Baltimore's Eastern Chest Clinic is one of several big-city TB programs that are directly funded by the CDC. Given the nation's steady decline in TB cases, the CDC has been reining in that funding since 2004, when Baltimore's clinic received $927,078 — about 69 percent of its total funding — from the federal government to run its operations, according to city documents obtained by a public information request. This year, funding from the CDC has dropped to $296,773 — or about 55 percent of its total budget.
Chaulk described it as a classic conundrum in public health funding: If disease rates drop, then funding for prevention and control efforts likely follows suit.
The rest of the clinic's funding comes from a combination of state and local money. Still, the clinic's total budget has dropped to $544,328 this year from $1.34 million 10 years ago.
"We've lost about half of our budget, but that's reflective of the fact that we're dropping in cases," said Maria Martins-Evora, acting bureau administration of clinical services at the Baltimore City Health Department. Martins-Evora is the program director of Baltimore's STD, HIV and TB clinics.
Baltimore's success in bringing down TB rates can be credited to an outreach tactic called directly observed therapy, first introduced in 1978. With such therapy, a nurse caseworker visits patients with active TB and watches them take their medications on a daily basis. Rolled out in Baltimore and replicated in other cities afterward, the directly observed therapy model increased patient compliance and medication adherence, leading to better TB control.
Eastern Chest Clinic's nursing staff still conducts such observation, but faced with fewer resources, its nurses aren't able to do as many contact investigations as they once did.

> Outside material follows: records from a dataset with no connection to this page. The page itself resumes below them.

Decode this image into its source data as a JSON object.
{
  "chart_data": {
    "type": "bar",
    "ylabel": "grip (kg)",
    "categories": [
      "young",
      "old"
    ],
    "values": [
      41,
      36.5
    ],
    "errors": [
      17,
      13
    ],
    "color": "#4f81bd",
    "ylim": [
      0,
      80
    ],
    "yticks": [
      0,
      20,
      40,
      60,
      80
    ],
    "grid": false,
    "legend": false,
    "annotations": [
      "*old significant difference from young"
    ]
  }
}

Contact investigations are visits to places like schools or homeless shelters to test people who have potentially been exposed to TB. Without these, some cases could be going undiagnosed.
Though Chaulk said the Eastern Chest Clinic is able to manage its caseload with its available resources, he's concerned that the program will eventually reach a tipping point.

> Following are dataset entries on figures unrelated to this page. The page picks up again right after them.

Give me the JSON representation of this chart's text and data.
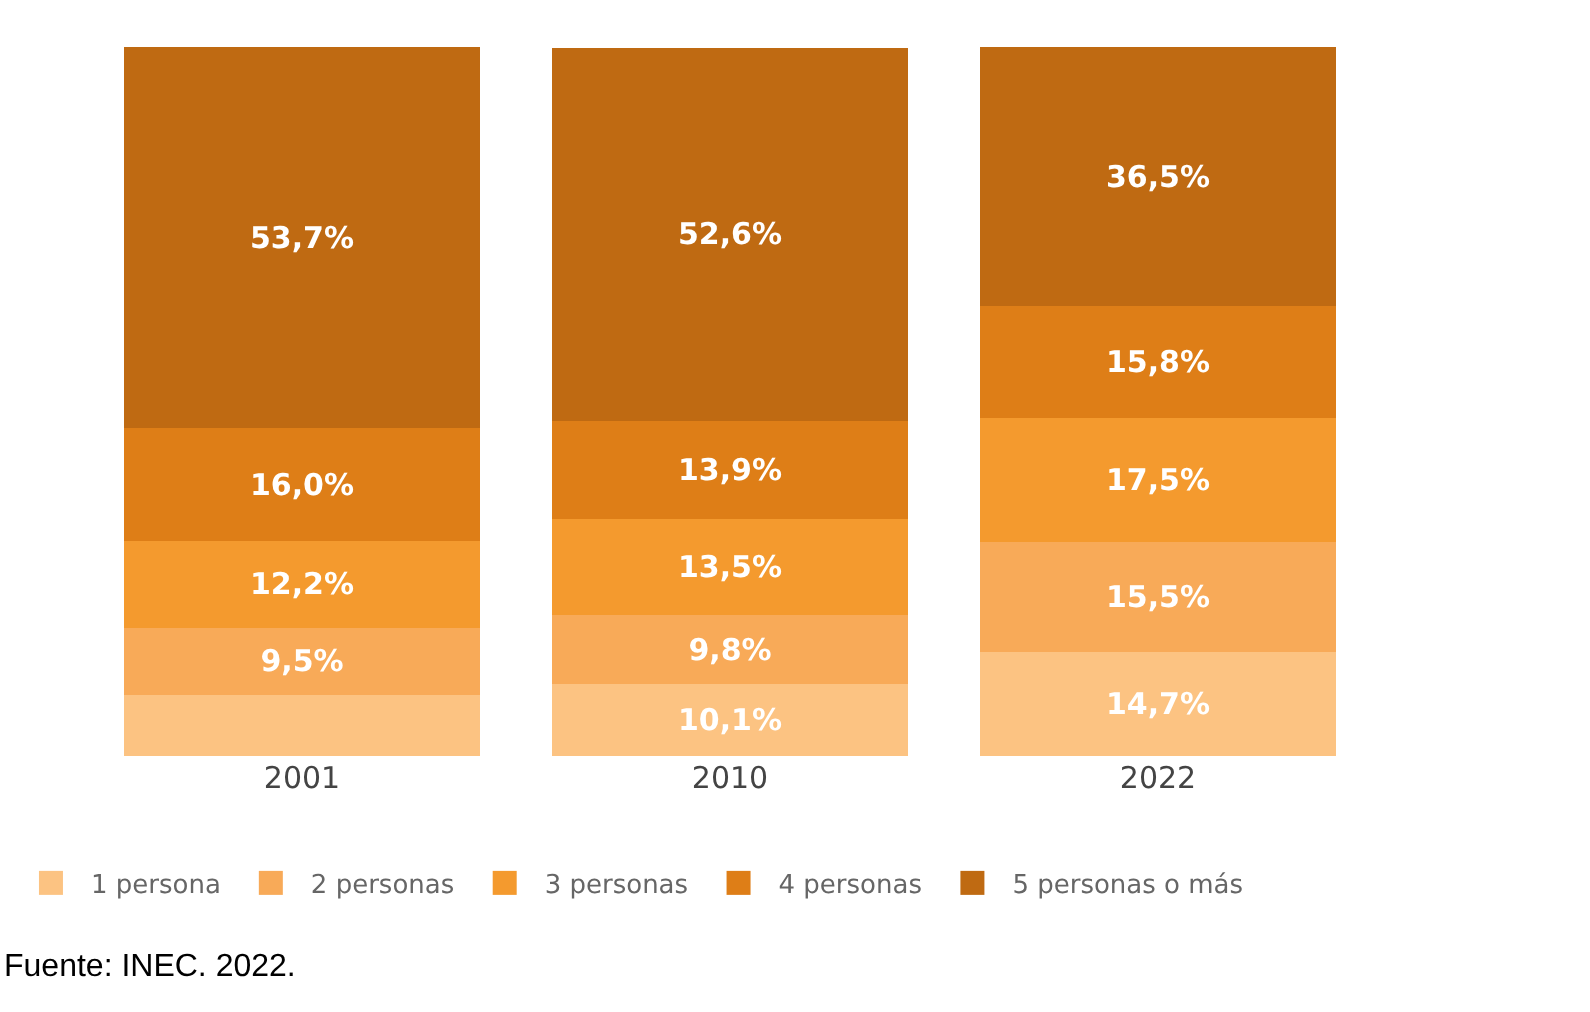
{
  "chart_data": {
    "type": "bar",
    "stacked": true,
    "categories": [
      "2001",
      "2010",
      "2022"
    ],
    "series": [
      {
        "name": "1 persona",
        "color": "#fcc382",
        "values": [
          8.6,
          10.1,
          14.7
        ],
        "value_labels": [
          null,
          "10,1%",
          "14,7%"
        ]
      },
      {
        "name": "2 personas",
        "color": "#f8aa58",
        "values": [
          9.5,
          9.8,
          15.5
        ],
        "value_labels": [
          "9,5%",
          "9,8%",
          "15,5%"
        ]
      },
      {
        "name": "3 personas",
        "color": "#f49a2e",
        "values": [
          12.2,
          13.5,
          17.5
        ],
        "value_labels": [
          "12,2%",
          "13,5%",
          "17,5%"
        ]
      },
      {
        "name": "4 personas",
        "color": "#de7e17",
        "values": [
          16.0,
          13.9,
          15.8
        ],
        "value_labels": [
          "16,0%",
          "13,9%",
          "15,8%"
        ]
      },
      {
        "name": "5 personas o más",
        "color": "#bf6a12",
        "values": [
          53.7,
          52.6,
          36.5
        ],
        "value_labels": [
          "53,7%",
          "52,6%",
          "36,5%"
        ]
      }
    ],
    "legend": "bottom",
    "annotations": [
      "Fuente: INEC. 2022."
    ]
  }
}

Increased CDC funding and a boost in medical research to develop better, cheaper drugs to treat TB, as well as new diagnostic tools to identify the disease, are essential, Wegener said. Until then, she said, public TB clinics such as Baltimore's should work with their local private health care providers on outreach and education efforts to keep TB rates in check.
"We're always worried that we're going to get cut more," Chaulk said.